The body — the first territory of all representation — precedes both word and learned gesture. Human experience, conscious and unconscious alike, is inscribed within it. Abierto Infinito: lo que el cuerpo recuerda departs from this premise: representation inhabits existence itself, and life, understood as a succession of representations, transforms the body into a space of constant negotiation over who we are. In this passage, boundaries blur; the individual opens toward the collective, and the ephemeral acquires symbolic dimension. By inhabiting this interstice, performance simultaneously reveals the fragility of identity and the strength that emerges from encounter with others.


PERFORMANCE: OSCURECER UN PAPEL. BY ROCÍO VALDIVIESO

March 5 | 7:00 PM. Galería de Cristal of the Palacio de Cibeles.


Nocturnality. Installation. Rocío Valdivieso..


Oscurecer un papel forms part of a series of actions in which the artist engages in reading through repetition, memorization, and a measured degree of improvisation. Within this framework, a non-linear mode of reading emerges from a written text that is transformed when spoken aloud, assuming a different form in the act of articulation. The texts stem from an ongoing investigation into materiality, space, the relationships between body and matter, writing, the sculptural, and a sustained interest in the exploration of voice and orality.

The material from which Oscurecer un papel is constructed consists of a collection of purchase receipts the artist has been accumulating over time. The printed text they contain, together with the action of bringing them into proximity with a heat source—thereby activating the thermal paper on which they are produced—generates meanings that revolve around the notions of consumption and wear.


Rocío Valdivieso. Latent Aura. Performance documentation.


ABOUT ROCÍO VALDIVIESO

Rocío Valdivieso is an artist, researcher, and cultural manager. She is currently a PhD candidate in Fine Arts at the Complutense University of Madrid. She holds an MA in Research in Artistic Practices from the University of Castilla–La Mancha (UCLM) and a BA in Fine Arts from the National University of Tucumán, Argentina. She was a Fundación Carolina fellow from 2022 to 2023. She currently co-directs Errática. Laboratory of Processes and Critique in Madrid, alongside Romina Casile.
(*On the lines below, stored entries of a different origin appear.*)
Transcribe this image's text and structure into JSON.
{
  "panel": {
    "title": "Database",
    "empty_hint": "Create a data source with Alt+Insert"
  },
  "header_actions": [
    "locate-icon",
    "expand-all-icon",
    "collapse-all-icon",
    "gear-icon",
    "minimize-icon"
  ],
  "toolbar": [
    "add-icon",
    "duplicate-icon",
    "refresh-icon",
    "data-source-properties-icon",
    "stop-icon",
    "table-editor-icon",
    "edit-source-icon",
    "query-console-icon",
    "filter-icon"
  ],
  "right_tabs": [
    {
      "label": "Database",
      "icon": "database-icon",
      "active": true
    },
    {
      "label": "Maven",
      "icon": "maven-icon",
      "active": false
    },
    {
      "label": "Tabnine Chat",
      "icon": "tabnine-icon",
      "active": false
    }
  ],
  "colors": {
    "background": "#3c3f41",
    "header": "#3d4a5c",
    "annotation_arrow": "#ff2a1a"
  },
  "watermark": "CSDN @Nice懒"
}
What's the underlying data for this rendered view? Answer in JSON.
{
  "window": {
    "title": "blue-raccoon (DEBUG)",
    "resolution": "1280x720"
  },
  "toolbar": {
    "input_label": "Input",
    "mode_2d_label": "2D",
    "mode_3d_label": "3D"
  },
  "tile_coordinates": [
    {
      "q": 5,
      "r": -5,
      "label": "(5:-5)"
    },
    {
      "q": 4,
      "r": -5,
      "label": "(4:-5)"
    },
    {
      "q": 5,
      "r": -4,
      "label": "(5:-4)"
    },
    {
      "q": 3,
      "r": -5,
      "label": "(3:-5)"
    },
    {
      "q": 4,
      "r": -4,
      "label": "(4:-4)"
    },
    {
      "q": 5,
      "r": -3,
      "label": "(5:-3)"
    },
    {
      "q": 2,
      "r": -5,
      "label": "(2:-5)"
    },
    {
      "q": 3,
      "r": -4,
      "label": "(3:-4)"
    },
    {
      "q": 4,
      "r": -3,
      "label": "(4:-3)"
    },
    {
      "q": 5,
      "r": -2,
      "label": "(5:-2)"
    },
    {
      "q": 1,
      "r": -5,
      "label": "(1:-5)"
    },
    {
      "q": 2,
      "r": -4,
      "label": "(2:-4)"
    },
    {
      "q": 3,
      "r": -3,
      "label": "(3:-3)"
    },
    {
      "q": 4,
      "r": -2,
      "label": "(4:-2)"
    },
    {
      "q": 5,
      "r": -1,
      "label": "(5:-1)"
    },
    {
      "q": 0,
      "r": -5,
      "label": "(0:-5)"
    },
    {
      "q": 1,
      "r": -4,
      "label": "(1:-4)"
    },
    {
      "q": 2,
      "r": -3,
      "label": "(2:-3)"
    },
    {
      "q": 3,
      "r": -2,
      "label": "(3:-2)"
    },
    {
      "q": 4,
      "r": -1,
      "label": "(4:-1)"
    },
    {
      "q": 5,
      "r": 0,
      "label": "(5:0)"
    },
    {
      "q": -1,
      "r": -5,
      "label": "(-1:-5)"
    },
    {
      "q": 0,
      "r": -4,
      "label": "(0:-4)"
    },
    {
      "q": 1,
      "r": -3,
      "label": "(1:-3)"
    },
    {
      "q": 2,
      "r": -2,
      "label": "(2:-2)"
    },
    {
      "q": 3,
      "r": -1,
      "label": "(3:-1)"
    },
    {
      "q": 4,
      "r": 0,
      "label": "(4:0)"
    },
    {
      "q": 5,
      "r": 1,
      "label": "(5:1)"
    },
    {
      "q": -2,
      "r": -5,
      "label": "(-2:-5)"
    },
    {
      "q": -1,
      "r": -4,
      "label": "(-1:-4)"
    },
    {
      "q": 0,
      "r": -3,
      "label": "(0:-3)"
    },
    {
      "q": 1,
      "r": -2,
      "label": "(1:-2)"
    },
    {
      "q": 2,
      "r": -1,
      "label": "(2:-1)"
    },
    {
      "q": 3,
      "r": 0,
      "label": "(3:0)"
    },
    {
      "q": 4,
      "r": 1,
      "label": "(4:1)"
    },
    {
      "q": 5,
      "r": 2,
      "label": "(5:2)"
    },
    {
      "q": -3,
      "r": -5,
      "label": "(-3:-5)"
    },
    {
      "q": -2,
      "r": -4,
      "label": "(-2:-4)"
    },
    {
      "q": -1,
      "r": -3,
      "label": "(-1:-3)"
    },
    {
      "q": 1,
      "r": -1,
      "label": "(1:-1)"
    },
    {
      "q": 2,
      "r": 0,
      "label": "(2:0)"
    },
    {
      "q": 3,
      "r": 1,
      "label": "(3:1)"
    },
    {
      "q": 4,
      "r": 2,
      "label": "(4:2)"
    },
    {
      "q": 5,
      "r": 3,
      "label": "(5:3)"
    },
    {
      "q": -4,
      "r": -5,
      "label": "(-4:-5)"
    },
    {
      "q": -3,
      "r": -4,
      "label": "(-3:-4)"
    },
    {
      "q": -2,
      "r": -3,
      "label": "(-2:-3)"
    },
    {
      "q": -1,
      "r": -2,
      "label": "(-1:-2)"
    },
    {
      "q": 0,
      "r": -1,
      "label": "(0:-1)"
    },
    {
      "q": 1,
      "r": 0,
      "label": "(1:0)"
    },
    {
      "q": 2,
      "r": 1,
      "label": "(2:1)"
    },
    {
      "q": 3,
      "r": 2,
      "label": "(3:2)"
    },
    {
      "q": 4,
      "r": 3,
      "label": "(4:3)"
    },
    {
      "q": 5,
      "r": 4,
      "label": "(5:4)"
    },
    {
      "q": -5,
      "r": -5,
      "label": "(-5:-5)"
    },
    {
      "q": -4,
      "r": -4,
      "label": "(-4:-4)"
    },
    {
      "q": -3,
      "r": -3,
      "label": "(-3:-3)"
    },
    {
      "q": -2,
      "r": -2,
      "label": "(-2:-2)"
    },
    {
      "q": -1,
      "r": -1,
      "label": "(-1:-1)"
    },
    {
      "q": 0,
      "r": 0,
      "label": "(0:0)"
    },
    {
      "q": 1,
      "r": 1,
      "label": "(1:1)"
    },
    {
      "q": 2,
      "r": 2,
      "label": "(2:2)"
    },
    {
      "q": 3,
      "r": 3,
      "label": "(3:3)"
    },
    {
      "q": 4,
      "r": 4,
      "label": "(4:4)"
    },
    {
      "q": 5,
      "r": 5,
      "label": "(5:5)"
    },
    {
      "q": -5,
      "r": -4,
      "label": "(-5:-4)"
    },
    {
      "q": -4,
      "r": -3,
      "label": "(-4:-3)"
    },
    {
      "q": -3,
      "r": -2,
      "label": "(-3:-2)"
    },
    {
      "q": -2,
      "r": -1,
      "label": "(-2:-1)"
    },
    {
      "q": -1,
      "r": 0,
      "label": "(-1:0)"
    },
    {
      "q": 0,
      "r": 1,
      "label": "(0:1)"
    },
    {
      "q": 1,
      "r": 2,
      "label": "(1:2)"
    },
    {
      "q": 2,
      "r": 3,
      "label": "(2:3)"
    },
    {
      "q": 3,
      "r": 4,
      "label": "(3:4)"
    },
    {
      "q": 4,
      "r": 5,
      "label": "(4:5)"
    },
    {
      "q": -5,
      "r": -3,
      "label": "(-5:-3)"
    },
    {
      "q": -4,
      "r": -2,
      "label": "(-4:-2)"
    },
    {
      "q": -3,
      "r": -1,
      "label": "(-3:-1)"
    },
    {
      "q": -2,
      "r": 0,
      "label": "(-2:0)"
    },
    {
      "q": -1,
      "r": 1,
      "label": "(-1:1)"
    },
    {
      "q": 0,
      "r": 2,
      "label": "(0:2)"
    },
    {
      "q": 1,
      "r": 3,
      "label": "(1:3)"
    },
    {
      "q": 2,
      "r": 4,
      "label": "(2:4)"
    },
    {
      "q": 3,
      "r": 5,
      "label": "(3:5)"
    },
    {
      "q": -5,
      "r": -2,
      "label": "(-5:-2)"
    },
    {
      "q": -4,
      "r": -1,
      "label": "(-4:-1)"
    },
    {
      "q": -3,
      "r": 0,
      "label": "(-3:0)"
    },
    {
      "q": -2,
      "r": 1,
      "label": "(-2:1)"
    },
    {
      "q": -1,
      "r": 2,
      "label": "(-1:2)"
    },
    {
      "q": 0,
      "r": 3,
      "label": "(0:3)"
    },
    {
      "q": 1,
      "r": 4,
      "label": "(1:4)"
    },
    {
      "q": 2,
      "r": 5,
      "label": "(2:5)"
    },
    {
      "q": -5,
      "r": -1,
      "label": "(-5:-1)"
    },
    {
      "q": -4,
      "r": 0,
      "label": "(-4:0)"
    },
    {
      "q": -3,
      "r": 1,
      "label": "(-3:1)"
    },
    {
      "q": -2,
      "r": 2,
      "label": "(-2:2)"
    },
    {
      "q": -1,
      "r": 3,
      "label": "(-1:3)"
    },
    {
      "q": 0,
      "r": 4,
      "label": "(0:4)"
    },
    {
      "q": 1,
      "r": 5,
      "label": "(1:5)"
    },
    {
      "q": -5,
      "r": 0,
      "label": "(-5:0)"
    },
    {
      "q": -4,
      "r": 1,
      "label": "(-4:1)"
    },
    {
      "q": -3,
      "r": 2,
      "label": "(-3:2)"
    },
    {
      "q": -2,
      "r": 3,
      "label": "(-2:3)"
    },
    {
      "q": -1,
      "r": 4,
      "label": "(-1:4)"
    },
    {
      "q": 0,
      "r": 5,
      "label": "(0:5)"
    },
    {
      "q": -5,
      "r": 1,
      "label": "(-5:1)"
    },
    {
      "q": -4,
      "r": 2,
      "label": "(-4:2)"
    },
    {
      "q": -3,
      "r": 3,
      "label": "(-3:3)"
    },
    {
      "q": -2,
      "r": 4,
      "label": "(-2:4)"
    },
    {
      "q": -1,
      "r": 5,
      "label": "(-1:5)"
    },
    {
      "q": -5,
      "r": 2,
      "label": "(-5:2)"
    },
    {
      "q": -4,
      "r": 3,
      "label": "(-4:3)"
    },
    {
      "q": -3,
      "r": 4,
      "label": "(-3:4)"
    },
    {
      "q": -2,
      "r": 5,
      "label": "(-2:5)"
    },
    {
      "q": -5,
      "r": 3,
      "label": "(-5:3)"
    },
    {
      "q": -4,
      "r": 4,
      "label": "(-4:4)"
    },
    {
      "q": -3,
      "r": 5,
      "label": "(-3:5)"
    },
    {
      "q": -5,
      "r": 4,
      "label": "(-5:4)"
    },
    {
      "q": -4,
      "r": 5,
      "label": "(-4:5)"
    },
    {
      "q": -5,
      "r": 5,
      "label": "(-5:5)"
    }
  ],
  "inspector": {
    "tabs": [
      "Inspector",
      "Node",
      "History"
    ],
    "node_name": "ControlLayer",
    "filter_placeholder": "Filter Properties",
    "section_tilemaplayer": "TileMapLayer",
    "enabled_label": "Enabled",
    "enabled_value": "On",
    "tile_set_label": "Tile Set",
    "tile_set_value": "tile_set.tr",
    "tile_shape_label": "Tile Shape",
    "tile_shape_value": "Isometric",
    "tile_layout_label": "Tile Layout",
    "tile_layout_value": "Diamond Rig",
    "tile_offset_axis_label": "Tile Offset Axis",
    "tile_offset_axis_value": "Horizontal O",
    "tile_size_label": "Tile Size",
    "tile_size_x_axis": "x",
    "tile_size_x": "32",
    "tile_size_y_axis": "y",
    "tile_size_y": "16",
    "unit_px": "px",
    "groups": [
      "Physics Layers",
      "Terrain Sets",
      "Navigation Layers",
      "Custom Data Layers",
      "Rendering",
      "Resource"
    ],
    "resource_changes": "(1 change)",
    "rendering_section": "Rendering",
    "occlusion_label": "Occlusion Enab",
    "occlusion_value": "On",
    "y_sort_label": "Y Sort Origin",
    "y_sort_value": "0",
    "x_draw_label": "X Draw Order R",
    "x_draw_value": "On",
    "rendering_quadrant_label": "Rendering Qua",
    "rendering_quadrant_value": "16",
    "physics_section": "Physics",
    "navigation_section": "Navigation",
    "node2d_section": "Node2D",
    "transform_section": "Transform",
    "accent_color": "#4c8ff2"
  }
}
She was part of the PEEPA 2023 Program at the Centro de Residencias Artísticas, Matadero Madrid. She completed the 2021/22 Artists Program at Universidad Torcuato Di Tella, Buenos Aires, and in 2020 participated in the Intensive Curatorial Program of Proyecto PAC at Galería Gachi Prieto, Buenos Aires. She received the Visual Arts Promotion Award at the 4th Visual Arts Week of the Ente Cultural de Tucumán. She was awarded an AUGM scholarship for an exchange residency at UNESP, São Paulo, Brazil. She also participated in the International Residency Program La Ira de Dios and in the Acéfala Galería Residency for Argentine artists.